En cuanto profesión, el periodismo se entiende como un broadcasting, como transmisión, mientras que el compartir contenidos (en no pocas ocasiones con mayor popularidad que las noticias de fuentes periodísticas) se concibe precisamente como un mero «compartir», como un sharing.
Yendo más allá de la problemática en torno al considerar o no el así llamado «periodismo ciudadano» (e-citizen) como auténtico periodismo, hay un valor común compartido entre el broadcasting y el sharing: la verdad.
Se suele exigir de los medios de comunicación informaciones verdaderas y ciertamente existe un derecho por parte de los ciudadanos a recibir noticias con esa característica. De otro modo hay consecuencias (como se ha visto con la renuncia del director general de la BBC, George Entwistle, a raíz de la transmisión de un documental donde se falsamente acusaba de abuso sexual infantil a Lord McAlpine, político del Partido Conservador en el Reino Unido).
¿No es la verdad –traducida en autenticidad– lo que también debe aplicarse y exigirse de los perfiles personales en las redes sociales? ¡Cuántas veces se seleccionan las fotografías donde el usuario aparece mejor presentado (cuando no se recurre al photoshop para retocarlas adecuadamente) con el fin de agradar, se construyen currículos que distan mucho de lo que en verdad se ha estudiado o logrado o se opina sobre temas que no se conocen! Otras tantas veces el lenguaje es todo menos respetuoso e incluso se llega a justificar la mentira en la intención de ganar un «me gusta», un «retuit» o un comentario.
Entre los chistes «digitales» circula uno que recoge de forma simpática lo que se ha querido evidenciar: en Facebook todos son guapos, en Twitter todos son inteligentes, en Instagram todos son fotógrafos y en LinkedIn todos están titulados…
El deseo de compartir y que lo compartido sea de relevancia para alguien puede derivar en la construcción de un perfil público artificial donde el centro de atención, en definitiva, no es uno mismo sino una invención gestionada. En el fondo, podría ser la manifestación de una insatisfacción consigo mismo, el tener que recurrir a la mentira para ganar con ella lo que no se puede lograr mostrándose tal cual se es. Y una persona así, ¿es digna de credibilidad?

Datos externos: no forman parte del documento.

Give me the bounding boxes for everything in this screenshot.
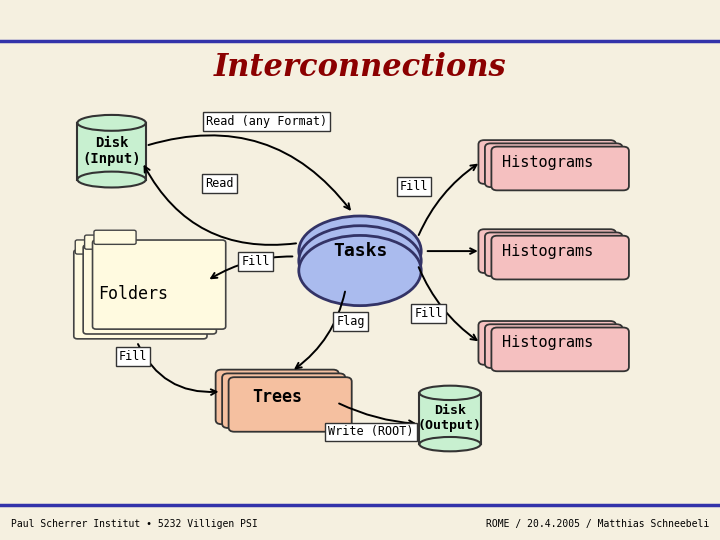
FancyBboxPatch shape xyxy=(222,374,346,428)
FancyBboxPatch shape xyxy=(84,245,216,334)
Text: Read (any Format): Read (any Format) xyxy=(206,115,327,128)
FancyBboxPatch shape xyxy=(491,146,629,191)
FancyBboxPatch shape xyxy=(94,230,136,244)
FancyBboxPatch shape xyxy=(485,144,623,187)
FancyBboxPatch shape xyxy=(419,393,481,444)
Text: Paul Scherrer Institut • 5232 Villigen PSI: Paul Scherrer Institut • 5232 Villigen P… xyxy=(11,519,258,529)
FancyBboxPatch shape xyxy=(485,324,623,368)
Ellipse shape xyxy=(78,115,145,131)
FancyBboxPatch shape xyxy=(229,377,351,432)
Text: Write (ROOT): Write (ROOT) xyxy=(328,426,413,438)
Text: Fill: Fill xyxy=(241,255,270,268)
Text: Folders: Folders xyxy=(98,285,168,303)
Text: Fill: Fill xyxy=(414,307,443,320)
Ellipse shape xyxy=(299,235,421,306)
FancyBboxPatch shape xyxy=(76,240,117,254)
FancyBboxPatch shape xyxy=(78,123,145,179)
Text: Disk
(Input): Disk (Input) xyxy=(82,136,141,166)
Text: Histograms: Histograms xyxy=(502,244,593,259)
FancyBboxPatch shape xyxy=(485,232,623,276)
Text: Flag: Flag xyxy=(336,315,365,328)
FancyBboxPatch shape xyxy=(478,140,616,184)
Text: Disk
(Output): Disk (Output) xyxy=(418,404,482,433)
FancyBboxPatch shape xyxy=(478,321,616,365)
Text: ROME / 20.4.2005 / Matthias Schneebeli: ROME / 20.4.2005 / Matthias Schneebeli xyxy=(486,519,709,529)
Text: Histograms: Histograms xyxy=(502,154,593,170)
FancyBboxPatch shape xyxy=(92,240,226,329)
Text: Fill: Fill xyxy=(400,180,428,193)
FancyBboxPatch shape xyxy=(491,327,629,372)
Text: Histograms: Histograms xyxy=(502,335,593,350)
FancyBboxPatch shape xyxy=(74,249,207,339)
Ellipse shape xyxy=(299,216,421,286)
FancyBboxPatch shape xyxy=(85,235,127,249)
Ellipse shape xyxy=(78,172,145,187)
Text: Trees: Trees xyxy=(252,388,302,406)
Ellipse shape xyxy=(419,437,481,451)
FancyBboxPatch shape xyxy=(216,369,339,424)
Text: Interconnections: Interconnections xyxy=(214,52,506,83)
Ellipse shape xyxy=(299,226,421,296)
FancyBboxPatch shape xyxy=(491,235,629,280)
Text: Read: Read xyxy=(205,177,234,190)
Text: Tasks: Tasks xyxy=(333,242,387,260)
Ellipse shape xyxy=(419,386,481,400)
FancyBboxPatch shape xyxy=(478,229,616,273)
Text: Fill: Fill xyxy=(119,350,148,363)
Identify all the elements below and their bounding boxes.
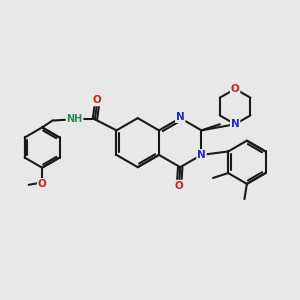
Text: O: O bbox=[93, 95, 102, 105]
Text: NH: NH bbox=[66, 114, 82, 124]
Text: N: N bbox=[231, 119, 239, 129]
Text: O: O bbox=[231, 84, 239, 94]
Text: N: N bbox=[197, 150, 206, 160]
Text: O: O bbox=[175, 181, 183, 190]
Text: N: N bbox=[176, 112, 184, 122]
Text: O: O bbox=[38, 179, 46, 189]
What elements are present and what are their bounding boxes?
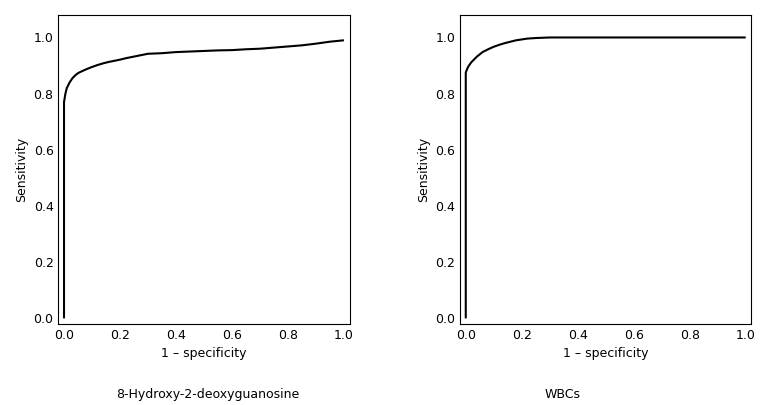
Y-axis label: Sensitivity: Sensitivity	[15, 137, 28, 202]
X-axis label: 1 – specificity: 1 – specificity	[161, 347, 247, 360]
X-axis label: 1 – specificity: 1 – specificity	[563, 347, 648, 360]
Text: WBCs: WBCs	[545, 388, 581, 401]
Text: 8-Hydroxy-2-deoxyguanosine: 8-Hydroxy-2-deoxyguanosine	[116, 388, 300, 401]
Y-axis label: Sensitivity: Sensitivity	[417, 137, 429, 202]
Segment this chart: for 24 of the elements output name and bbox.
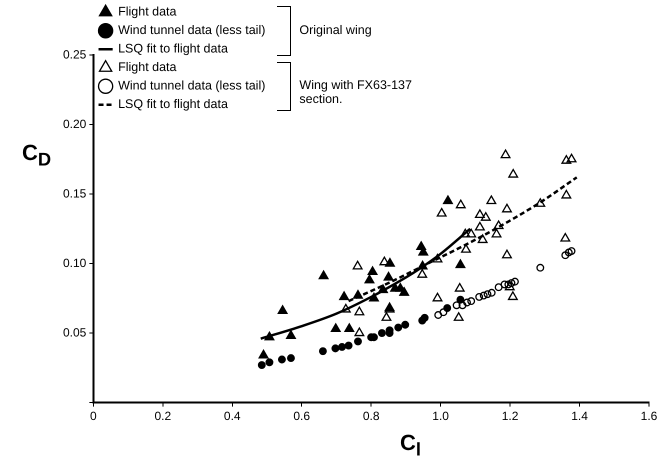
legend-label: Flight data xyxy=(118,4,177,19)
legend-label: LSQ fit to flight data xyxy=(118,42,228,56)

Es comprensible que se busque que lo que uno dice o hace en los espacios digitales sea relevante para terceras personas, pero no está dicho que la popularidad en lo compartido sea necesariamente un reflejo de la importancia que muchos puedan tener sobre la persona que puso on line determinado contenido. En no pocas ocasiones, un sincero “me gusta” dicho de palabra o unos pocos “retuits” transformados en tema de conversación dicen más que millones de interacciones en torno a una imagen y no a la persona que pudo en línea la imagen.
El ser editores de nosotros mismos implica no sólo el arte de saber qué se sube a la red sino también el de la moderación en torno a las expectativas sobre lo compartido. Y ciertamente el contenido invita a pensar en la autenticidad como principio de comunicación. De otro modo, ¿cómo podemos esperar el interés sincero del otro, el relieve del periodismo, si el punto de partida es una mentira?